Switching from Aperture to Lightroom - this is how the move works

Aperture to Lightroom

After Apple announced that Aperture is no longer developed, many photographers are faced with the problem that they have to decide which horse you will bet on in the future. My recommendation is still Adobe Photoshop Lightroom, which is currently in version 5 and can be had for a little more than 100 EUR.

Aperture to Lightroom

Switching from Apple's Aperture to Adobe Lightroom works with as little "pain" as possible.

I switched from Aperture to Lightroom a long time ago and was looking for a way to move my photos without learning the RAW settings, tags and meta data. Unfortunately, there is no 1: 1 move with an Aperture-to-Lightroom converter, but I would be happy to describe how to proceed to get the most important data.

I have Apple Aperture Version 3.5.1 and Adobe Photoshop Lightroom 5.5. For this reason, my information relates to menu items and functions that are contained in these versions of the programs. There may be small changes when working with other versions.

Instructions for exporting from Aperture

The menu item "Export" -> "Originals" opens an export dialog in which Aperture can specify how the data should be output. In this dialog I have set the folder structure to "year / month" because I also work with this setting in Lightroom. Of course, everyone can set this up as they see fit for their administration.

It is also important that in this dialog, with the option "Metadata", an output in an "IPTC4XMP sidecar file" is selected. I left the rest as it was.

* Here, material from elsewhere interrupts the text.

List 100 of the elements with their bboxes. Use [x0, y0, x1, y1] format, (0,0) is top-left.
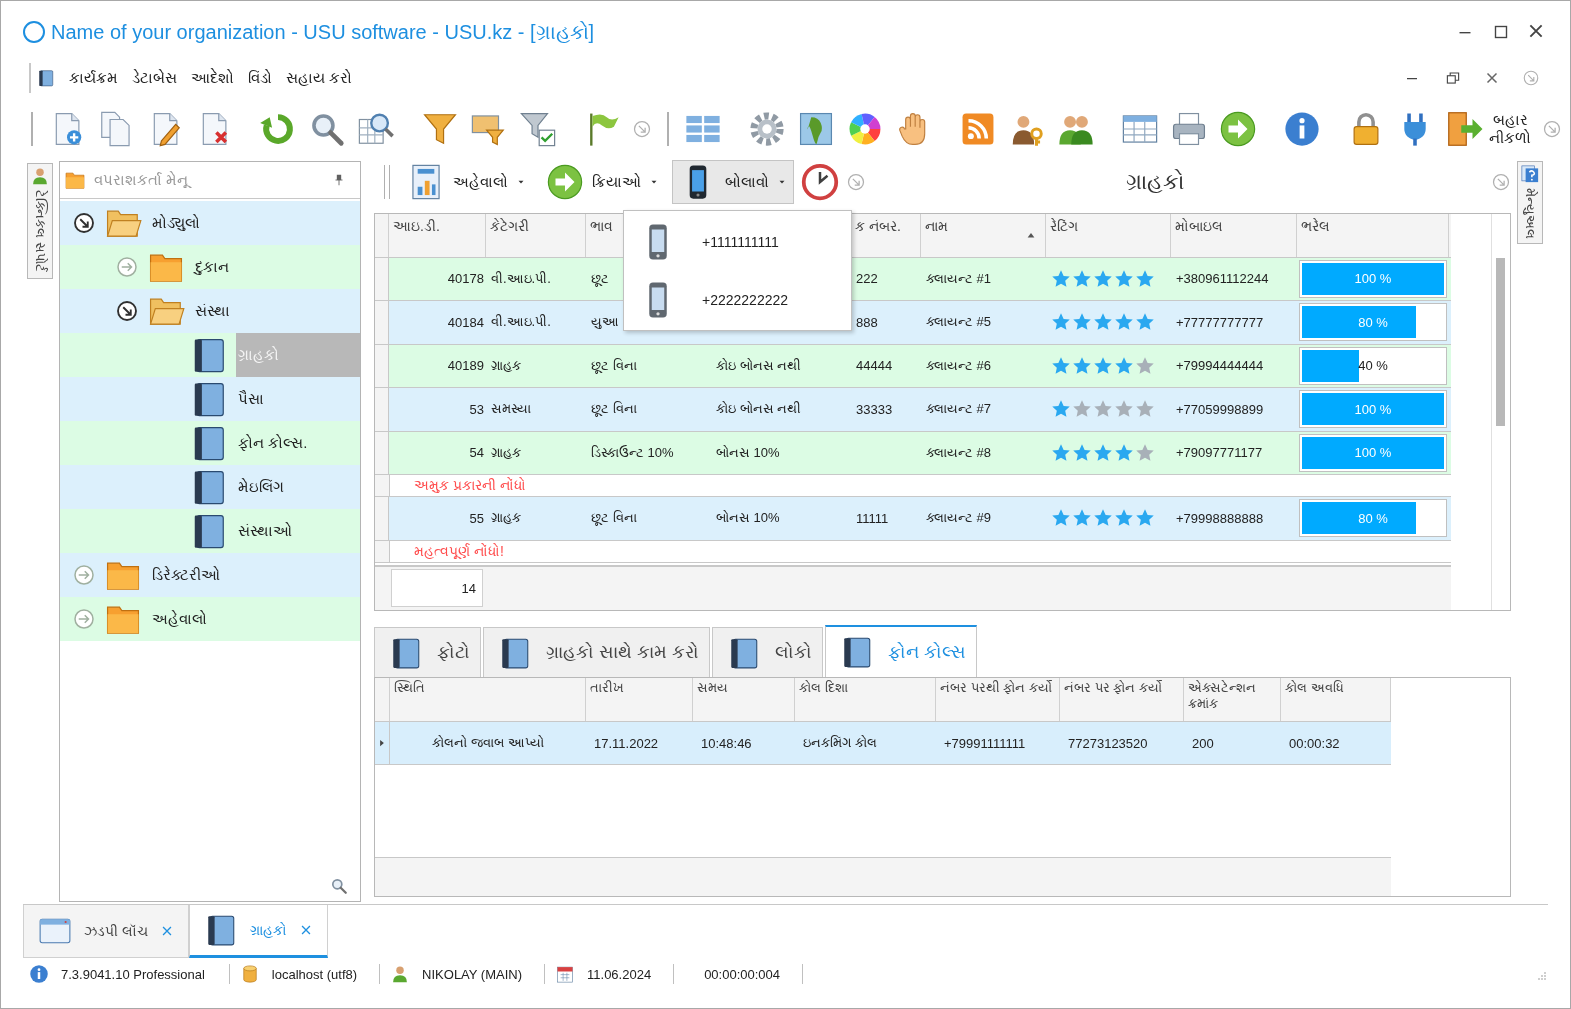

After clicking the "Export originals" button, Aperture will then save the photos accordingly.

Aperture photo export with metadata

With these settings, Aperture will also export the photos with XMP metadata, so most of the data will be transferred to Lightroom after importing.

I have read that with older Aperture versions it is not possible to export folder structures that are deeper than one level. The users of these versions seem to have to make do by exporting the folders individually and thus circumvent the limit. In Aperture 3, everything happened in one step.

Instructions for importing into Lightroom 5

The next step is to import the data into Lightroom. The adjustments like the star rating, tags and simple edits like crops and rotations are taken from the XMP data. Just in case, I also exported the working copies as TIFF and also imported them into Lightroom so that I still have the finished photo available if Aperture is no longer supported by a future OS X.